A lot more of human intelligence is hard coded
I respect Ilya hugely as a researcher in ML and quite admire his overall humility, but I have to say I cringed quite a bit at the start of this interview when he talks about emotions, their relative complexity, and origin. Emotion is so complex, even taking all the systems in the body that it interacts with. And many mammals have very intricate socio-emotional lives - take Orcas or Elephants. There is an arrogance I have seen that is typical of ML (having worked in the field) that makes its members too comfortable trodding into adjacent intellectual fields they should have more respect and reverence for. Anyone else notice this? It's something physicists are often accused of also.
I don't think trans-disciplinary inquiry is arrogance - the intellectual fields are somewhat arbitrary relative to how human expertise relates to real world problems. But, effective trans-disciplinary inquiry requires awareness of philosophical commitments, and familiarity with existing literature/theory.

The bigger challenge might be that people with ML expertise need to solve problems of human-AI interaction and alignment because the training for the former is uni-disciplanary while the latter is trans-disciplinary.
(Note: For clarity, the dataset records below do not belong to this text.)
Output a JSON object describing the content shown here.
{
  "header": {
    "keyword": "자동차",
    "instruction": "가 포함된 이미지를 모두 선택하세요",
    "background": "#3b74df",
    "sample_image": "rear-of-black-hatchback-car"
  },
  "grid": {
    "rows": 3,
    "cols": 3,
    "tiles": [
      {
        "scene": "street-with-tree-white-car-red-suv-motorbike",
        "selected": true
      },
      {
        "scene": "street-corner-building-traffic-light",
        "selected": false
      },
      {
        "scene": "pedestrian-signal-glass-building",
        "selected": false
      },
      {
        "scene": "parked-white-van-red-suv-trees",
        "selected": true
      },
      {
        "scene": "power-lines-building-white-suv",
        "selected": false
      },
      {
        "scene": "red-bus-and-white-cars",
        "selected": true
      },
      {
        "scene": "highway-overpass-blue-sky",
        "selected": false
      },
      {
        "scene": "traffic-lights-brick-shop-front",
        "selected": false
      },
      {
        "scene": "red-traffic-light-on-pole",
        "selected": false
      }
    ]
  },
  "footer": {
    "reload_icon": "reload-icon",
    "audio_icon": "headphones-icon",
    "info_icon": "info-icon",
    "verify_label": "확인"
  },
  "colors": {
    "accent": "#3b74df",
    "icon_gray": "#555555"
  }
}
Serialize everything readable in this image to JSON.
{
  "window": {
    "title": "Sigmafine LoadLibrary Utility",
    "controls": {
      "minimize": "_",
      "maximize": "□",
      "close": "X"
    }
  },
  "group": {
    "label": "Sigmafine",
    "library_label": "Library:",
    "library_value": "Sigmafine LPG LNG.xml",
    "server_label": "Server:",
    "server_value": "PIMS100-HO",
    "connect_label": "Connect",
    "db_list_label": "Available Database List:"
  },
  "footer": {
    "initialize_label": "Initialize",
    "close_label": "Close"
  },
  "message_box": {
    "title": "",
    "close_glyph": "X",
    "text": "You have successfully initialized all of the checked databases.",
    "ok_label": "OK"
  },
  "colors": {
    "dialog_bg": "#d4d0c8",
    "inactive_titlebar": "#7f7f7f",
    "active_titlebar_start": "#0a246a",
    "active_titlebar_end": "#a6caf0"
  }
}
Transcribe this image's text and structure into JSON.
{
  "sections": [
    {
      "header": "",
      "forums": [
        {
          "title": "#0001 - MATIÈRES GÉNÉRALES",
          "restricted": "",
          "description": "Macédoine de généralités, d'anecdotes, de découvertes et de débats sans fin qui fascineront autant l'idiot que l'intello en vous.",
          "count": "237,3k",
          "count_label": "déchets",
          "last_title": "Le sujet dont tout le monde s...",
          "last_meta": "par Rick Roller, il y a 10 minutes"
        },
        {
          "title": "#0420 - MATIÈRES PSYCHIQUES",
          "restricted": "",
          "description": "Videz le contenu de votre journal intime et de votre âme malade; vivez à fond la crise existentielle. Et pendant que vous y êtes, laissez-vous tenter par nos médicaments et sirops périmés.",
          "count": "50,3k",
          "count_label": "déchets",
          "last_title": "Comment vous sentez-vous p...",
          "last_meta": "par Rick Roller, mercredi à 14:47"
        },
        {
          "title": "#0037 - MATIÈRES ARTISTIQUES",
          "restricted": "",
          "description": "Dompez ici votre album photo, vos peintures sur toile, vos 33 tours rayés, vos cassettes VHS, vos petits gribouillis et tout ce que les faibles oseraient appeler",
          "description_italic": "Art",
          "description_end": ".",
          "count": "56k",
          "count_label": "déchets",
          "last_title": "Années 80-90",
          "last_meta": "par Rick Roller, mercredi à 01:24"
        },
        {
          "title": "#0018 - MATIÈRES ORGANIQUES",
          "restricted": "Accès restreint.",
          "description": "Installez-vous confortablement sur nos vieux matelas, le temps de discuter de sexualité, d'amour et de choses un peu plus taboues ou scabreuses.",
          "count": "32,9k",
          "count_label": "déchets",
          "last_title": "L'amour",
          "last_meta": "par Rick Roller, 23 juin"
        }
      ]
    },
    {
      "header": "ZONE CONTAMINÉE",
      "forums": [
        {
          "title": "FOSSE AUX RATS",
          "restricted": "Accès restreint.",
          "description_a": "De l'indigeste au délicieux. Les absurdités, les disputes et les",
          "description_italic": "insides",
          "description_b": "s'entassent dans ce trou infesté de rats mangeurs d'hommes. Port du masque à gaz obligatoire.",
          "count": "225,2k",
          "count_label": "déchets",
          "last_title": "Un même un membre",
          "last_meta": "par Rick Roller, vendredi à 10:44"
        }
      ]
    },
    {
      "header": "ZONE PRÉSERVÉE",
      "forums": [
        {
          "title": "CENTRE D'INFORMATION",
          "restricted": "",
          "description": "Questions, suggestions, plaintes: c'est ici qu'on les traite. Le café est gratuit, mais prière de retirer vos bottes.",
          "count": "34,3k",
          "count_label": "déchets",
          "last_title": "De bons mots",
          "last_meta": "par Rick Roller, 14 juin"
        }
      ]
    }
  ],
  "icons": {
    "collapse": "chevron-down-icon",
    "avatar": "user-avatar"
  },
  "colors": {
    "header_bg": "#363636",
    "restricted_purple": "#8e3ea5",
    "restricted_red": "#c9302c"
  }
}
I actually thought the opposite - that he seems to be seriously thinking about AGI from a broader intellectual standpoint than most ML researchers. With that said, I was a little confused when he said evolution was more optimized for locomotion/vision than language. Like yes, language is super recent, but communication in general is not.
One thing from the podcast that jumped out to me was the statement that in pre training "you don't have to think closely about the data". Like I guess the success of pre training supports the point somewhat but it feels to me slightly opposed to Karpathy talking about what a large percentage of pretraining data is complete garbage. I guess I would hope that more work in cleaning the pre training data would result in stronger and more coherent base models.
>You could actually wonder that one possible explanation for the human sample efficiency that needs to be considered is evolution. Evolution has given us a small amount of the most useful information possible.

It's definitely not small. Evolution performed a humongous amount of learning, with modern homo sapiens, an insanely complex molecular machine, as a result. We are able to learn quickly by leveraging this "pretrained" evolutionary knowledge/architecture. Same reason as why ICL has great sample efficiency.
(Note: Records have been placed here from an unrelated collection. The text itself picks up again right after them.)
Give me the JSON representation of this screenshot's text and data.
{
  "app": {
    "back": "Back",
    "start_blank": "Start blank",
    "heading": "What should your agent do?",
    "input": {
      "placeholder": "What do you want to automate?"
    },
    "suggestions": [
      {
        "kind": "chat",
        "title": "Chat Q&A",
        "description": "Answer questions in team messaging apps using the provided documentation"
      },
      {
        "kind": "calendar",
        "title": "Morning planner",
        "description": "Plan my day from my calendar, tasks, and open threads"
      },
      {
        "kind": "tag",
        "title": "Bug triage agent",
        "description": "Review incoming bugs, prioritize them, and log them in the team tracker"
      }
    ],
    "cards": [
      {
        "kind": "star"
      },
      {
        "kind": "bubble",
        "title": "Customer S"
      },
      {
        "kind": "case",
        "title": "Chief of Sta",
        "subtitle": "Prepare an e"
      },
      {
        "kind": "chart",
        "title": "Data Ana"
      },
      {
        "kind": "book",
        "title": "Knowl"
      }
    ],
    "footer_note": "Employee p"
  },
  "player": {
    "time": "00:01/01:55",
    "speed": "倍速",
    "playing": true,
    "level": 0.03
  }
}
Moreover, the community of humans created a mountain of knowledge as well, communicating, passing it over the generations, and iteratively compressing it. Everything that you can do beyond your very basic functions, from counting to quantum physics, is learned from the 100% synthetic data optimized for faster learning by that collective, massively parallel, process.

It's pretty obvious that artificially created models don't have synthetic datasets of the quality even remotely comparable to what we're able to use.

I think the important part in that statement is the "most useful information", the size itself is pretty subjective because it's such an abstract notion.

Evolution gave us very good spatial understanding/prediction capabilities, good value functions, dexterity (both mental and physical), memory, communication, etc.

> It's pretty obvious that artificially created models don't have synthetic datasets of the quality even remotely comparable to what we're able to use.

This might be controversial, but I don't think the quality or amount of data matters as much as people think if we had systems capable of learning similar enough to the way human's and other animals do. Much of our human knowledge has accumulated in a short time span, and independent discovery of knowledge is quite common. It's obvious that the corpus of human knowledge is not a prerequisite of general intelligence, yet this corpus is what's chosen to train on.